随着最后一杖落下,报数的尾音消失在堂屋里,押住柳轻鸿的仆从松开他的胳膊,将他嘴里的布团取出。
柳轻鸿气若游丝地伏在条凳上,鬓发被冷汗浸透。
他想要动一下,将裤子拉起,却扯动伤处,惨白如纸的脸色更白上几分。
商景明知道这种难堪,他脱下外衣,盖住柳轻鸿皮开肉绽的后臀。
柳轻鸿感激地向他哑声道了句谢。
他不知道自己接下来会被如何处置,也不知道自己下一秒会不会被扔进大牢,只从怀里掏出一封信,抬起一张冷汗涔涔的脸,虚弱地看向秦稷,“这封信能不能请您派人交到舍妹手里?若是我太长时间不回家,她会胡思乱想……”
这一问既是祈求,也是试探。
试探他会不会太长时间不能回家,会不会还要面临流放或者牢狱之灾。
秦稷看着柳轻鸿拿着信、因忍痛而不住颤抖的手,没有命人去接。
良久,就在柳轻鸿一颗忐忑的心即将坠入谷底之时。
秦稷微微抬手,吩咐仆从,“去城南榆林老巷第七户知会一声,找个由头安抚他妹妹。”
一名仆人领命而去。
没有收他的信,也没有给他一个准确的答复,却遣了仆人去替他报平安。
柳轻鸿的心悬在半空,心里闪过一个模糊的念头。就在他还未理清思绪时,主位上的人不疾不徐地开口,“这信还是等你伤好了自己给她吧。”
伤好了就能自己给她……
这话几乎等同于赦免,告诉他没有其他惩处了。柳轻鸿一时之间有点难以置信,小心翼翼地问,“大人不追究了吗?”
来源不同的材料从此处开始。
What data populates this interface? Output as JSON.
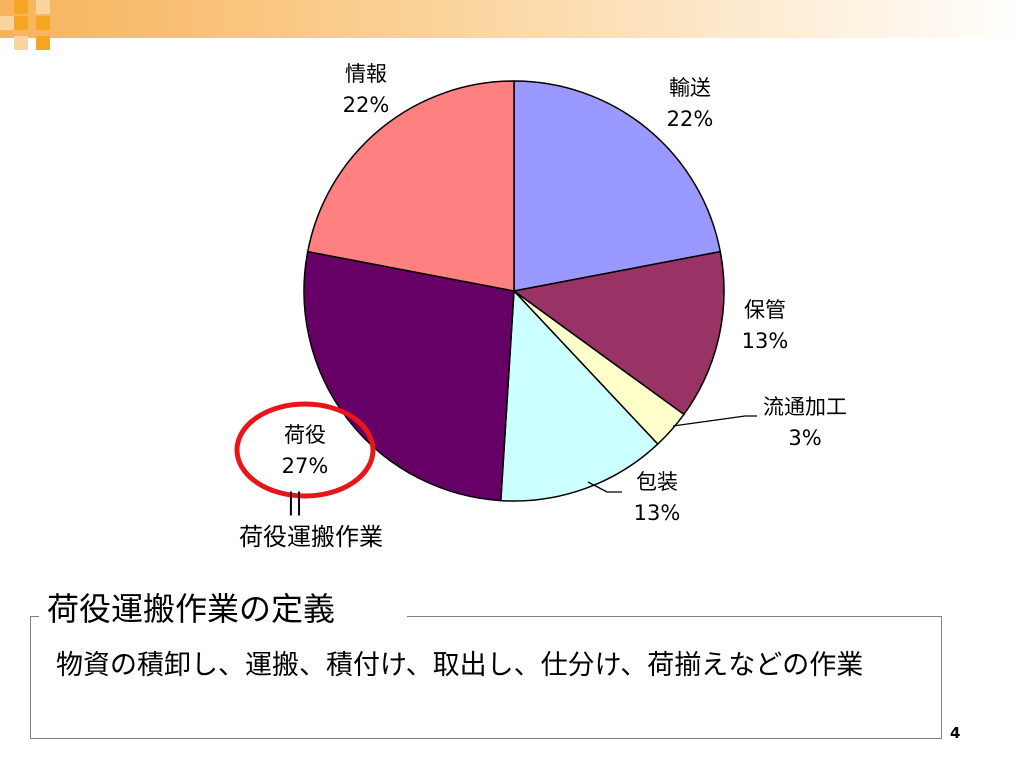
{
  "chart_data": {
    "type": "pie",
    "slices": [
      {
        "name": "輸送",
        "value": 22,
        "label": "22%",
        "color": "#9999ff"
      },
      {
        "name": "保管",
        "value": 13,
        "label": "13%",
        "color": "#993366"
      },
      {
        "name": "流通加工",
        "value": 3,
        "label": "3%",
        "color": "#ffffcc"
      },
      {
        "name": "包装",
        "value": 13,
        "label": "13%",
        "color": "#ccffff"
      },
      {
        "name": "荷役",
        "value": 27,
        "label": "27%",
        "color": "#660066"
      },
      {
        "name": "情報",
        "value": 22,
        "label": "22%",
        "color": "#ff8080"
      }
    ],
    "highlight": "荷役",
    "highlight_color": "#e8161b"
  },
  "notes": {
    "equals_sign": "||",
    "handling_label": "荷役運搬作業"
  },
  "definition": {
    "title": "荷役運搬作業の定義",
    "body": "物資の積卸し、運搬、積付け、取出し、仕分け、荷揃えなどの作業"
  },
  "page_number": "4",
  "colors": {
    "header_orange": "#f7b35a",
    "deco_orange": "#f5a623",
    "deco_light": "#fbd59e"
  }
}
秦稷起身,理了理衣摆,“看在你有举告异族之心、及时悬崖勒马的份上,我给你个戴罪立功的机会。”
悬在脖子上的刀终于平稳落地,柳轻鸿脸上的忐忑化为狂喜,“大人明察秋毫!”
他脸上泛起一丝血色,“需要我做什么您尽管提,我一定全力以赴为您办事。”
“你既然屡翻城墙都不曾被守城军发觉,想必经验丰富,对城墙进出的漏洞了如指掌?”秦稷好整以暇。
这不是什么光彩事,毕竟都是触犯大胤律摸索来的。柳轻鸿心虚地错开视线,“倒也没有那么了如指掌。”
细想之下又怕秦稷以为他不配合,马上补充道,“但是我保证知无不言,言无不尽。”